趙小婉的思緒很亂。
那個周未,真的是當年那個周未嗎?
“師傅,他又回來了。”
“可是都過去好多年了。”
已過去五十四年,這是接近一個凡人一生的時間,太過於漫長。
連趙小婉都有些記不清楚他的容顏。
畢竟周未隻仿佛一位匆匆過客。
“他還記得的……”
趙小婉扭著頭問道。
“師傅,你呢?”
趙靈兒隻沉默了片刻,平淡地說道,“我早已忘了。”
“他大概也忘了。”
“他回來,應當是還念著昔日山雲爺爺的情。”
趙小婉沒搭話,自顧自地說道“可是師傅,你為何一直沒有道侶呢?”
“大道之途,他人皆為過客。

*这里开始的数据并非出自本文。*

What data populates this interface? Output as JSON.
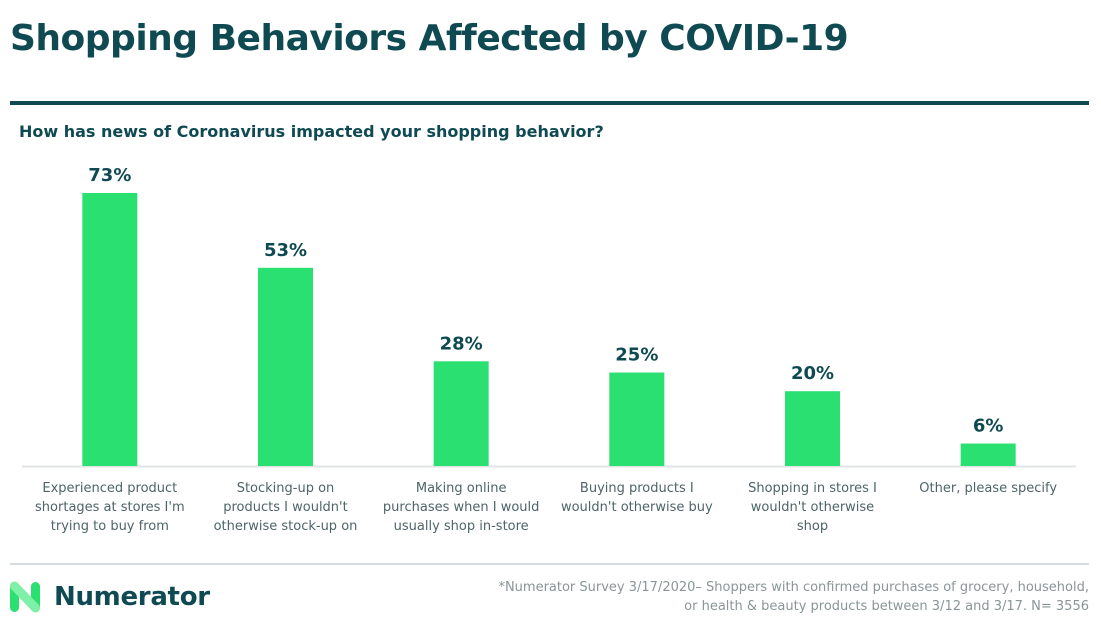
{
  "header": {
    "title": "Shopping Behaviors Affected by COVID-19",
    "subtitle": "How has news of Coronavirus impacted your shopping behavior?"
  },
  "colors": {
    "bar": "#2ae070",
    "text_dark": "#0f4a52",
    "category_text": "#4e6468",
    "baseline": "#e1e4e5"
  },
  "chart_data": {
    "type": "bar",
    "title": "How has news of Coronavirus impacted your shopping behavior?",
    "xlabel": "",
    "ylabel": "",
    "ylim": [
      0,
      73
    ],
    "grid": false,
    "legend": "none",
    "categories": [
      [
        "Experienced product",
        "shortages at stores I'm",
        "trying to buy from"
      ],
      [
        "Stocking-up on",
        "products I wouldn't",
        "otherwise stock-up on"
      ],
      [
        "Making online",
        "purchases when I would",
        "usually shop in-store"
      ],
      [
        "Buying products I",
        "wouldn't otherwise buy"
      ],
      [
        "Shopping in stores I",
        "wouldn't otherwise",
        "shop"
      ],
      [
        "Other, please specify"
      ]
    ],
    "values": [
      73,
      53,
      28,
      25,
      20,
      6
    ],
    "value_labels": [
      "73%",
      "53%",
      "28%",
      "25%",
      "20%",
      "6%"
    ],
    "unit": "%"
  },
  "footer": {
    "brand": "Numerator",
    "logo_icon": "numerator-n-logo-icon",
    "footnote_line1": "*Numerator Survey 3/17/2020–  Shoppers with confirmed purchases of grocery, household,",
    "footnote_line2": "or health & beauty products between 3/12 and 3/17. N= 3556"
  }
}
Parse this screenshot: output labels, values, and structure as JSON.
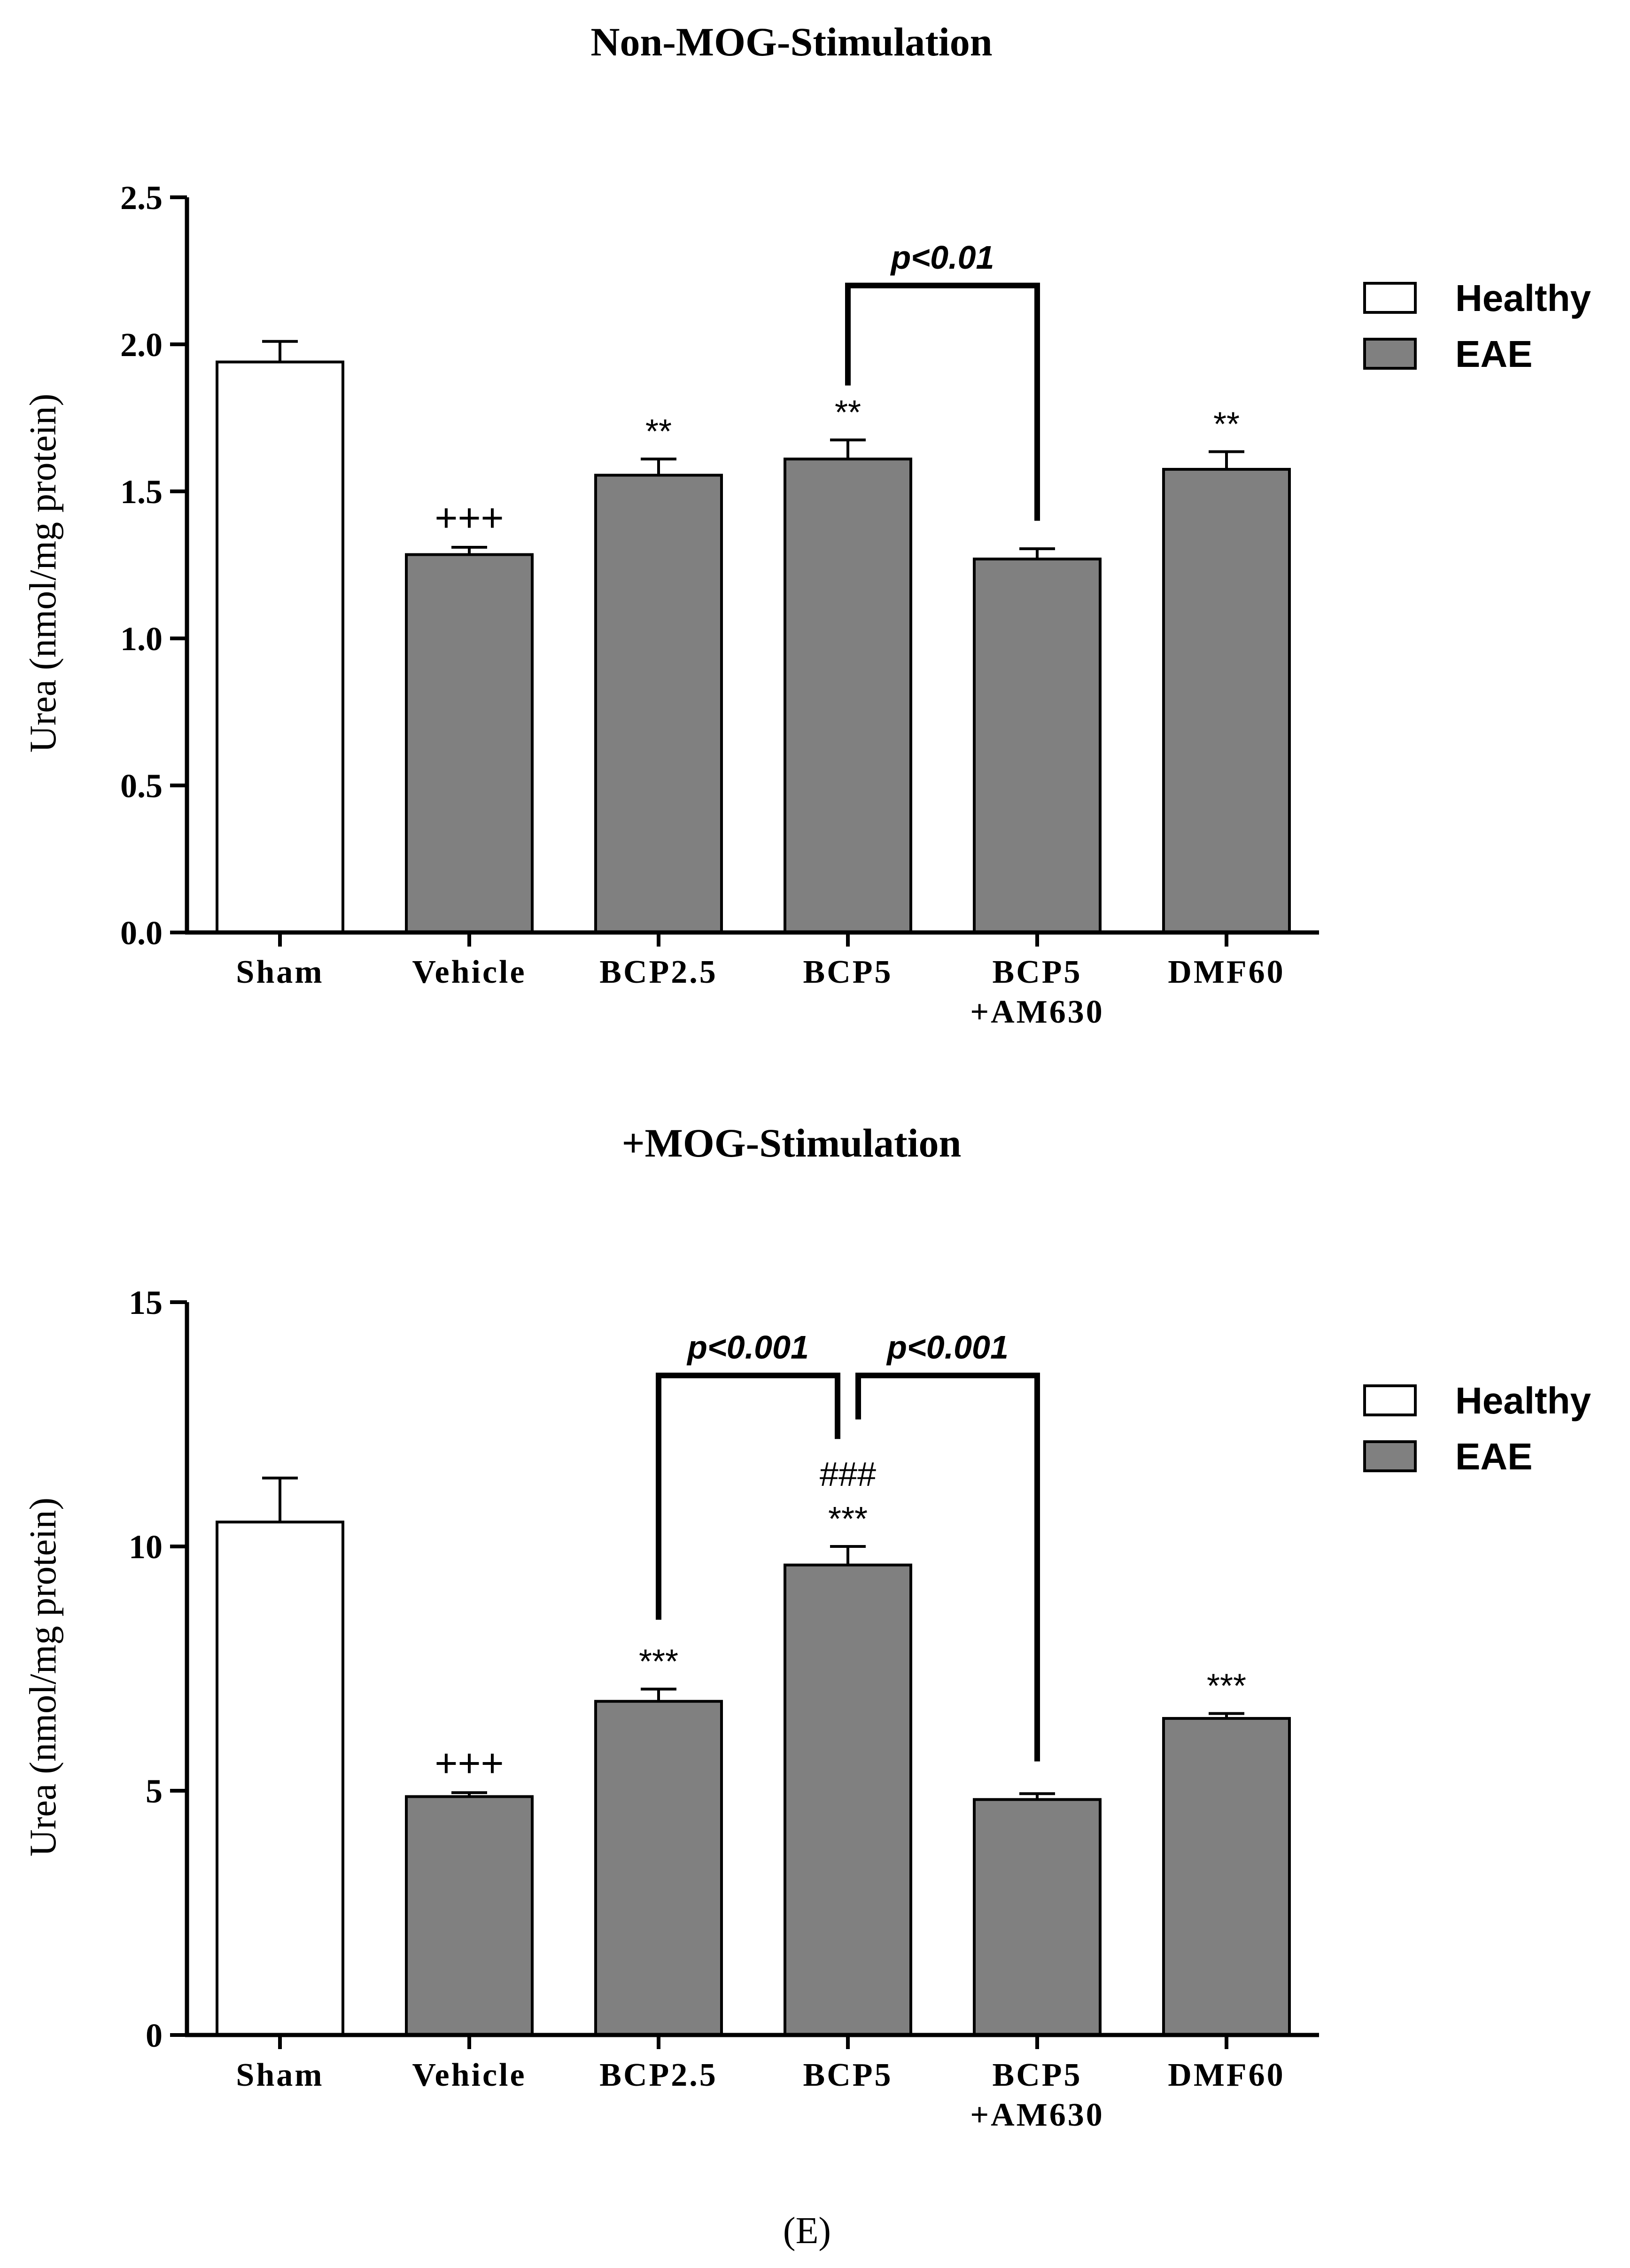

”
趙靈兒聲音格外清澈“不需有道侶,也不必有道侶。”
“可是……”
“他已經是結丹真人了……”
“如果他還記著師傅呢?”
“要強迫師傅呢?”
趙小婉不由得有些擔心道。
她此前從未見過結丹真人,也不知道周未究竟會如何。
“他不會的。”
趙靈兒淡淡道。
“他畢竟不是那花柳真人。”
“師傅怎麼能確定?”
趙靈兒沒有回答。
有些事也不必回答。
趙小婉有許多疑問,她抿了抿唇,又問道“師傅,我們真的要離開趙家嗎?”
“嗯。”
趙靈兒輕聲應著。
禪院內總是幽靜著,能聽到任何細微的聲音。
一隻小魚不知怎的,從門前小池塘縱身一躍,跳上了岸。
池塘裡遠比岸上溫暖,它一跳上來,便被凍得僵硬。
趙小婉走了過去,將魚送下池塘。
看著這一幕,趙靈兒微微失神。
池塘裡的魚,是許多年都十分乖巧的,怎麼偏生今日跳出了池塘呢?
趙靈兒起身回到了禪院之內,房中依然簡樸如初。
她緩緩從古舊的木桌中拿出一個玉盒。
她的手指輕輕拂過玉盒,隻覺暖玉溫熱。
玉盒之中,有許多枚玉簡。
這些玉簡都是他父親趙朝所留下來教導她執掌趙氏的經驗。
“父親……我已儘力了……”
趙靈兒拿出其中一枚玉簡。
這是趙氏一族遷徙到桃花嶺後,趙朝坐化前所留。
那時趙靈兒也已築基。
這玉簡之中,正是趙朝的遺言
“一姓之興亡,非一人之功。”
“自趙氏遷徙至桃花嶺後,我隱隱察覺隱患。”
“此地靈氣充裕,族人不必再如當年一般,為了些許靈藥便拚儘全力,但也漸漸失去了銳氣。”
“鄭家本就為築基家族,為遷徙桃花嶺做足準備,而我族本隻是煉氣小族,隻有你僥幸築基,並無底蘊。”
“若是未來,趙家果真如我所料,止足不前,你需讓趙家重返舊地,且你不可再庇護家族!”
“唯有如此,置之微末,我族才可能長存新生。”
趙靈兒長歎了口氣,趙朝目光深遠,數十年前便已看透。
不知是不是天意定數,似乎的確被趙朝說中。
趙氏此後一代不如一代,自她之後,再無一人有望築基。
即使趙靈兒再如何努力,犧牲自己修行的資源,培養親族,但趙家的泥潭也越發腐舊。
憑借著她的名號,整個趙家都安於現狀,他們沒有誌向,失去了前進的動力。
趙靈兒清楚,如今的趙家隻是空無的軀殼,修士雖多,但煉氣後期修士卻越來越少。
即使因她如今尚在,還能夠表麵風風光光,一旦她不在世或是被花柳真人這般強搶走後,都將迅速衰敗,從曆史長河中除名。
想要保存下趙家的血脈,或許隻能如趙朝所言,讓趙家重新回到當年那種迫於生存的環境。